[ 
https://issues.apache.org/jira/browse/CASSANDRA-7431?page=com.atlassian.jira.plugin.system.issuetabpanels:all-tabpanel
 ]

Paulo Motta updated CASSANDRA-7431:
-----------------------------------

    Description: 
The split assignment on AbstractColumnFamilyInputFormat:247 peforms a reverse 
DNS lookup of Cassandra IPs in order to preserve locality in Hadoop (task 
trackers are identified by hostnames, not IPs).
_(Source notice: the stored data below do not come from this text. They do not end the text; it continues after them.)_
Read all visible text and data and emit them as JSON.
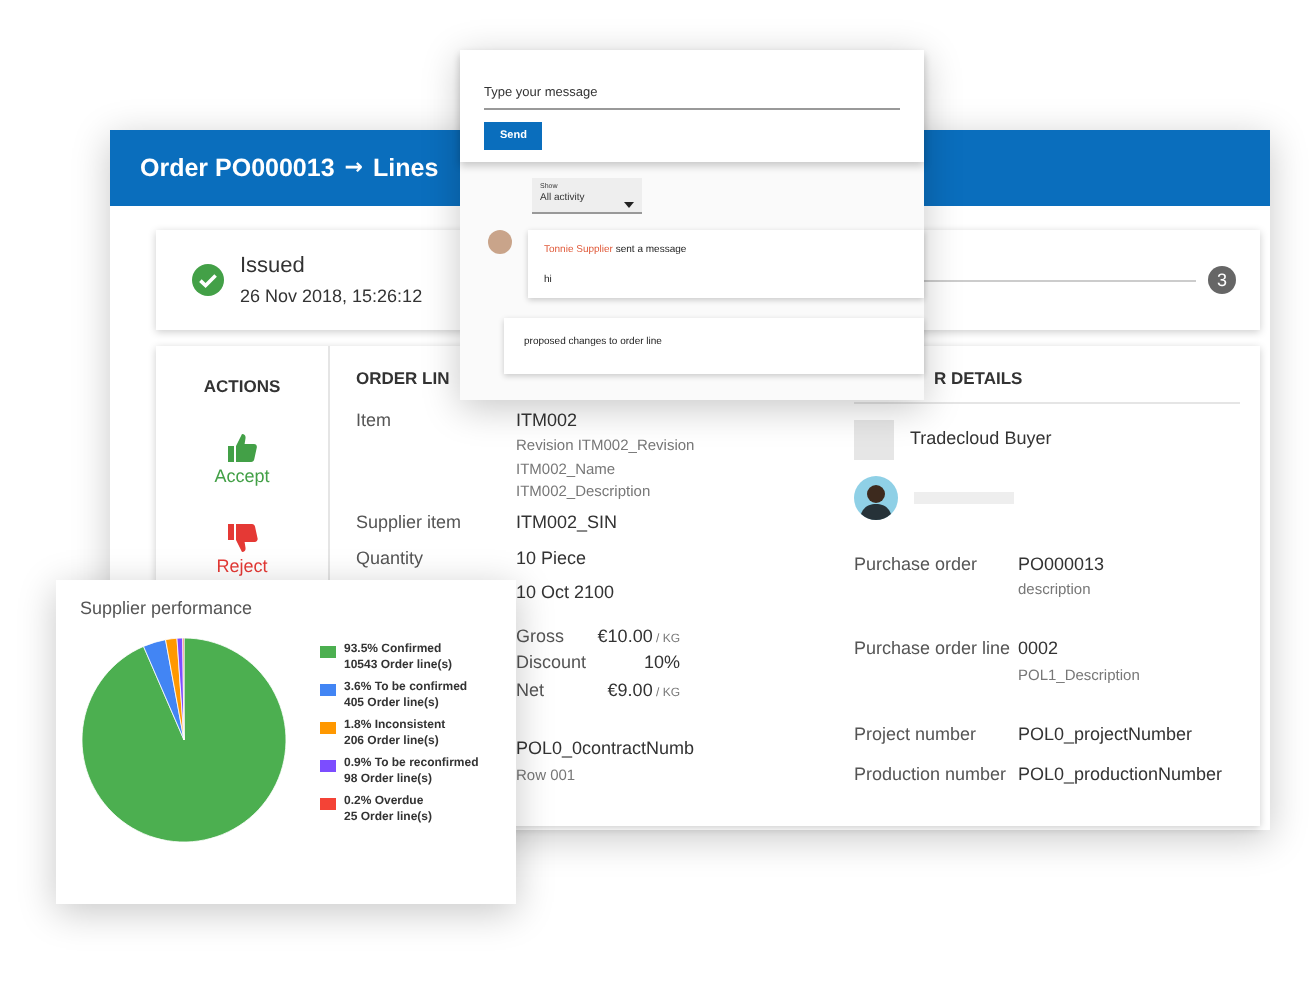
{
  "header": {
    "order": "Order PO000013",
    "arrow": "→",
    "section": "Lines"
  },
  "status": {
    "label": "Issued",
    "date": "26 Nov 2018, 15:26:12",
    "done": true,
    "step": "3"
  },
  "actions": {
    "title": "ACTIONS",
    "items": [
      {
        "kind": "accept",
        "label": "Accept"
      },
      {
        "kind": "reject",
        "label": "Reject"
      }
    ]
  },
  "order_line": {
    "title": "ORDER LIN",
    "fields": [
      {
        "label": "Item",
        "value": "ITM002",
        "notes": [
          "Revision ITM002_Revision",
          "ITM002_Name",
          "ITM002_Description"
        ]
      },
      {
        "label": "Supplier item",
        "value": "ITM002_SIN"
      },
      {
        "label": "Quantity",
        "value": "10 Piece"
      },
      {
        "value": "10 Oct 2100"
      }
    ],
    "prices": [
      {
        "label": "Gross",
        "amount": "€10.00",
        "unit": "/ KG"
      },
      {
        "label": "Discount",
        "amount": "10%"
      },
      {
        "label": "Net",
        "amount": "€9.00",
        "unit": "/ KG"
      }
    ],
    "contract": {
      "value": "POL0_0contractNumb",
      "note": "Row 001"
    }
  },
  "order_details": {
    "title": "R DETAILS",
    "company": "Tradecloud Buyer",
    "fields": [
      {
        "label": "Purchase order",
        "value": "PO000013",
        "note": "description"
      },
      {
        "label": "Purchase order line",
        "value": "0002",
        "note": "POL1_Description"
      },
      {
        "label": "Project number",
        "value": "POL0_projectNumber"
      },
      {
        "label": "Production number",
        "value": "POL0_productionNumber"
      }
    ]
  },
  "chat": {
    "placeholder": "Type your message",
    "send": "Send",
    "filter": {
      "label": "Show",
      "value": "All activity"
    },
    "events": [
      {
        "kind": "message",
        "author": "Tonnie Supplier",
        "action": "sent a message",
        "text": "hi"
      },
      {
        "kind": "change",
        "text": "proposed changes to order line"
      }
    ]
  },
  "performance": {
    "title": "Supplier performance",
    "legend": [
      {
        "percent": "93.5%",
        "count": "10543",
        "color": "#4caf50"
      },
      {
        "percent": "3.6%",
        "count": "405",
        "color": "#4285f4"
      },
      {
        "percent": "1.8%",
        "count": "206",
        "color": "#ff9800"
      },
      {
        "percent": "0.9%",
        "count": "98",
        "color": "#7c4dff"
      },
      {
        "percent": "0.2%",
        "count": "25",
        "color": "#f44336"
      }
    ],
    "chart_data": {
      "type": "pie",
      "categories": [
        "Confirmed",
        "To be confirmed",
        "Inconsistent",
        "To be reconfirmed",
        "Overdue"
      ],
      "series": [
        {
          "name": "Order line(s)",
          "values": [
            93.5,
            3.6,
            1.8,
            0.9,
            0.2
          ]
        }
      ]
    }
  }
}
However, the reverse DNS lookup of an EC2 endpoint does not yield the EC2 
hostname of that endpoint when running from an EC2 instance due to the use of 
InetAddress.getHostname().

In order to show this, consider the following piece of code:

{code:title=DnsResolver.java|borderStyle=solid}
public class DnsResolver {
    public static void main(String[] args) throws Exception {
        InetAddress namenodePublicAddress = InetAddress.getByName(args[0]);
        System.out.println("getHostAddress: " + 
namenodePublicAddress.getHostAddress());
        System.out.println("getHostName: " + 
namenodePublicAddress.getHostName());
    }
}
{code}

When this code is run from my machine to perform reverse lookup of an EC2 IP, 
the output is:
{code:none}
➜  java DnsResolver 54.201.254.99
getHostAddress: 54.201.254.99
getHostName: ec2-54-201-254-99.compute-1.amazonaws.com
{code}

When this code is executed from inside an EC2 machine, the output is:
{code:none}
➜  java DnsResolver 54.201.254.99
getHostAddress: 54.201.254.99
getHostName: 54.201.254.99
{code}

However, when using linux tools such as "host" or "dig", the EC2 hostname is 
properly resolved from the EC2 instance, so there's some problem with Java's 
InetAddress.getHostname() and EC2.

Two consequences of this bug during AbstractColumnFamilyInputFormat split 
definition are:
1) If the Hadoop cluster is configured to use EC2 public DNS, the locality will 
be lost, because Hadoop will try to match the CFIF split location (public IP) 
with the task tracker location (public DNS), so no matches will be found.
2) If the Cassandra nodes' broadcast_address is set to public IPs, all hadoop 
communication will be done via the public IP, what will incurr additional 
transference charges. If the public IP is mapped to the EC2 DNS during split 
definition, when the task is executed, ColumnFamilyRecordReader will resolve 
the public DNS to the private IP of the instance, so there will be not 
additional charges.

A similar bug was filed in the WHIRR project: 
https://issues.apache.org/jira/browse/WHIRR-128

  was:
The split assignment on AbstractColumnFamilyInputFormat:247 peforms a reverse 
DNS lookup of a Cassandra endpoint in order to preserve locality in Hadoop 
(task trackers are identified by hostnames, not IPs).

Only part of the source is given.